Because of its location, the spit provides access to countless resources that thrive in both the waters of Drayton Harbor, and the ocean currents through the Strait of Georgia. Historically, the Lummi people used the spit for its natural resources; a major village was built on the spit. Today, shell midden is clearly visible in many places, on either side of the spit, as wave action has cut away at the shore, revealing historic artifacts.

In 1858, prospectors came to the Semiahmoo area searching for the Fraser River. The spit seemed like a logical place to set up a post as a launching point for further exploration into the mainland. A trading post was soon established at the spit, and the owner drew up plans for Semiahmoo City. Semiahmoo was expected to become a migration boomtown, but it eventually developed into a fishing town, as the spit provided shelter for Drayton Harbor and an abundance of coastal resources.

In 1880, the Alaska Packers Association destroyed the Lummi village and usurped their village site for a salmon cannery on Semiahmoo Spit.

Whatcom County's first salmon cannery opened in 1881 in Semiahmoo; in 1891, the Alaska Packers Association was the largest salmon cannery in the world. Salmon canning was to be the main source of revenue in Semiahmoo until 1980, when the land was purchased by the land development corporation. Recently, a park with a small, seasonal interpretive center was built near the headland, and the Semiahmoo Resort and Golf Course was built near the spit.

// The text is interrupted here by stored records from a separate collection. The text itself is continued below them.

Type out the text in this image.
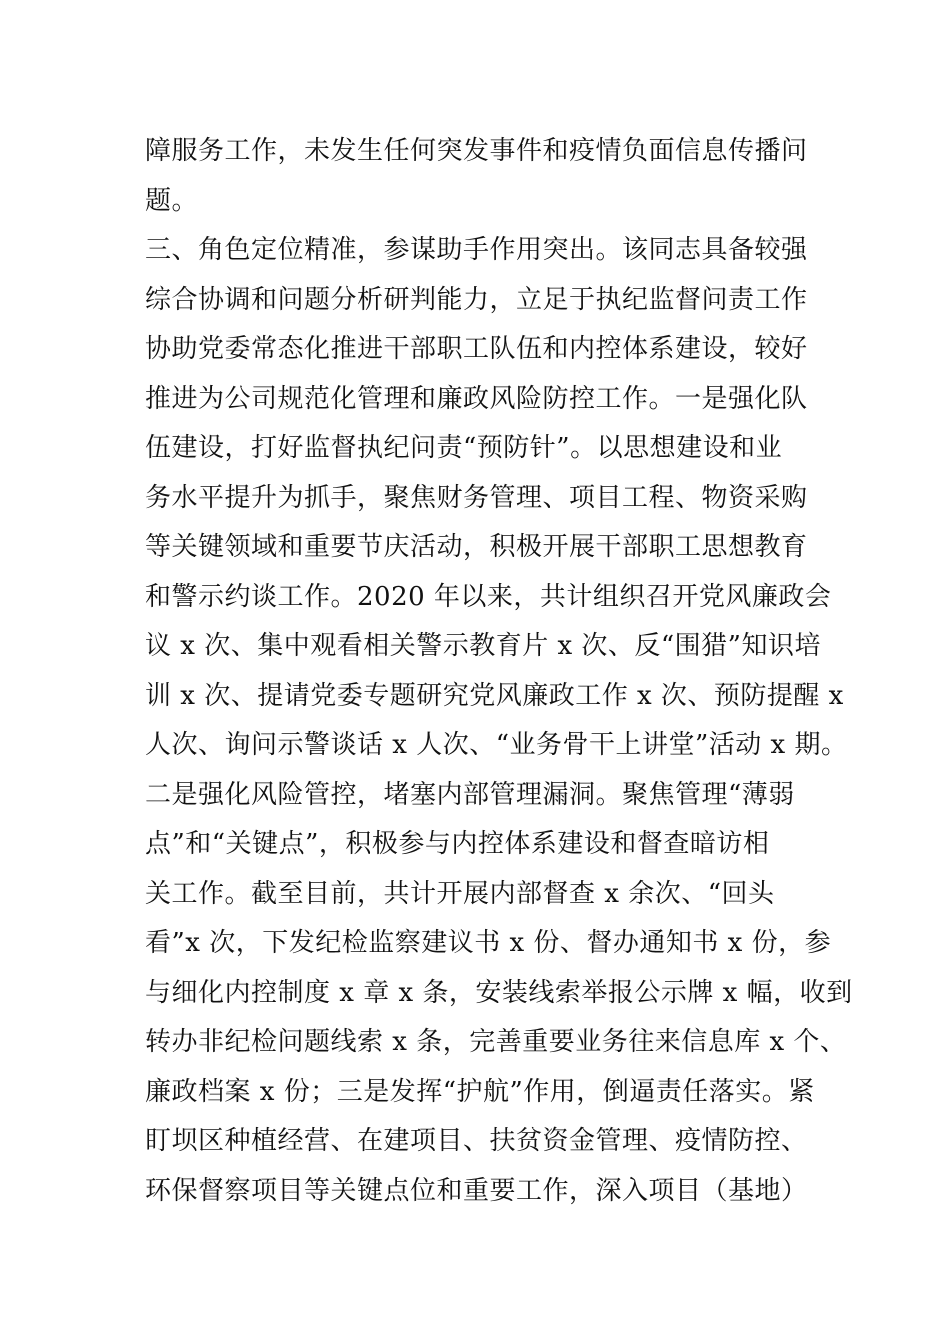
障服务工作，未发生任何突发事件和疫情负面信息传播问
题。
三、角色定位精准，参谋助手作用突出。该同志具备较强
综合协调和问题分析研判能力，立足于执纪监督问责工作
协助党委常态化推进干部职工队伍和内控体系建设，较好
推进为公司规范化管理和廉政风险防控工作。一是强化队
伍建设，打好监督执纪问责“预防针”。以思想建设和业
务水平提升为抓手，聚焦财务管理、项目工程、物资采购
等关键领域和重要节庆活动，积极开展干部职工思想教育
和警示约谈工作。2020 年以来，共计组织召开党风廉政会
议 x 次、集中观看相关警示教育片 x 次、反“围猎”知识培
训 x 次、提请党委专题研究党风廉政工作 x 次、预防提醒 x
人次、询问示警谈话 x 人次、“业务骨干上讲堂”活动 x 期。
二是强化风险管控，堵塞内部管理漏洞。聚焦管理“薄弱
点”和“关键点”，积极参与内控体系建设和督查暗访相
关工作。截至目前，共计开展内部督查 x 余次、“回头
看”x 次，下发纪检监察建议书 x 份、督办通知书 x 份，参
与细化内控制度 x 章 x 条，安装线索举报公示牌 x 幅，收到
转办非纪检问题线索 x 条，完善重要业务往来信息库 x 个、
廉政档案 x 份；三是发挥“护航”作用，倒逼责任落实。紧
盯坝区种植经营、在建项目、扶贫资金管理、疫情防控、
环保督察项目等关键点位和重要工作，深入项目（基地）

The land at Semiahmoo Spit has been repeatedly used by the City of Blaine for an industrial site and dumping of waste, despite it being the location of an ancient Lummi village and burial ground. It is estimated that as many as 30 percent of the local Lummi people have relatives that were buried in the graveyard, which may date back 4500 years. The problem culminated in 1999, when a contractor hired by the city to build a sewage plant carted away tons of material containing bones and artifacts. Some of it was later found as far away as Colorado. As the restult of a federal lawsuit in 2004, the Lummi Nation received $3.5 million in compensation from the contractor as well as title to two acreas of land on the Semiahmoo Spit.